We can avoid this quagmire by signposting what an Int is actually for. This is very easy to achieve. We just need to choose a better name; one that reminds Mojo users that “this data type is for quantities related to the size of addressable memory”. The cost of making this change is very small, and the upsides are potentially significant. Even just putting a single-letter suffix at the end of Int would suffice. Consider two alternative universes:

  1. Mojo has Int, Int32, Int64, BigInt, etc. In this universe, people pick Int when they are trying to “move fast” because it’s the simplest-looking choice, and it seems to do the job.
  2. Mojo has IntMem, Int32, Int64, BigInt etc. In this universe, there is no “default” integer option. Therefore, the user has to consciously decide which integer type is the correct choice for their use case.
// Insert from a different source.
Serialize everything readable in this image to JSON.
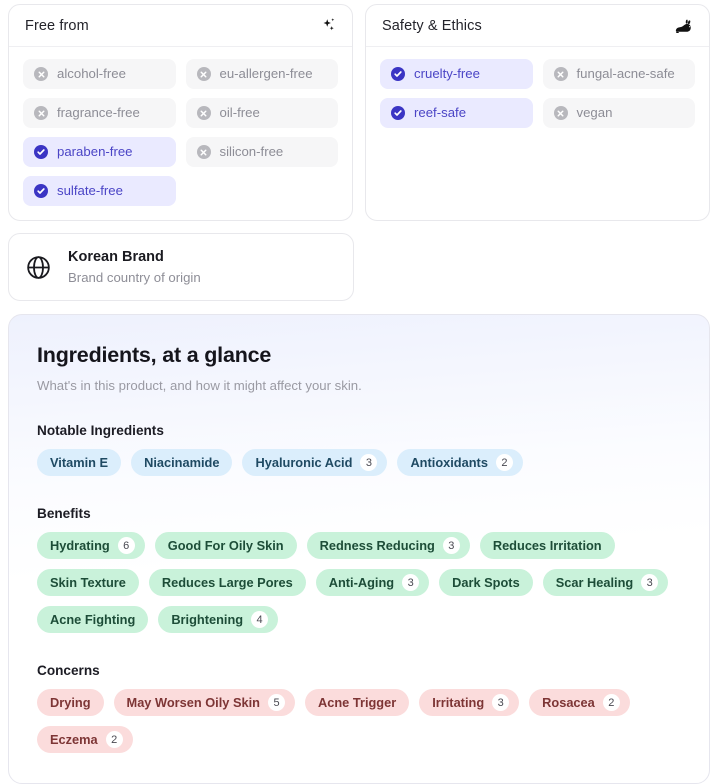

If in doubt, they will always pick BigInt, because it is guaranteed to behave correctly, no matter how large its value gets.

As I mentioned earlier, I want Mojo users to build fast and reliable software. I don’t want them to be shipping a bug-riddled app because some library that they are using has chosen the wrong integer type. I acknowledge that there are infinitely many ways to ship a buggy app, but this is one class of bugs that we can mostly eradicate from the language just by naming the integer types carefully. It’s such an easy fix, and there are so few downsides.

TL;DR: What I care about is helping Mojo users succeed. The more papercuts we can eliminate with minimal effort, the better. The name of Int is such a low-hanging fruit, where the benefits far outweigh the drawbacks, that I think it would be a mistake to not do something about this.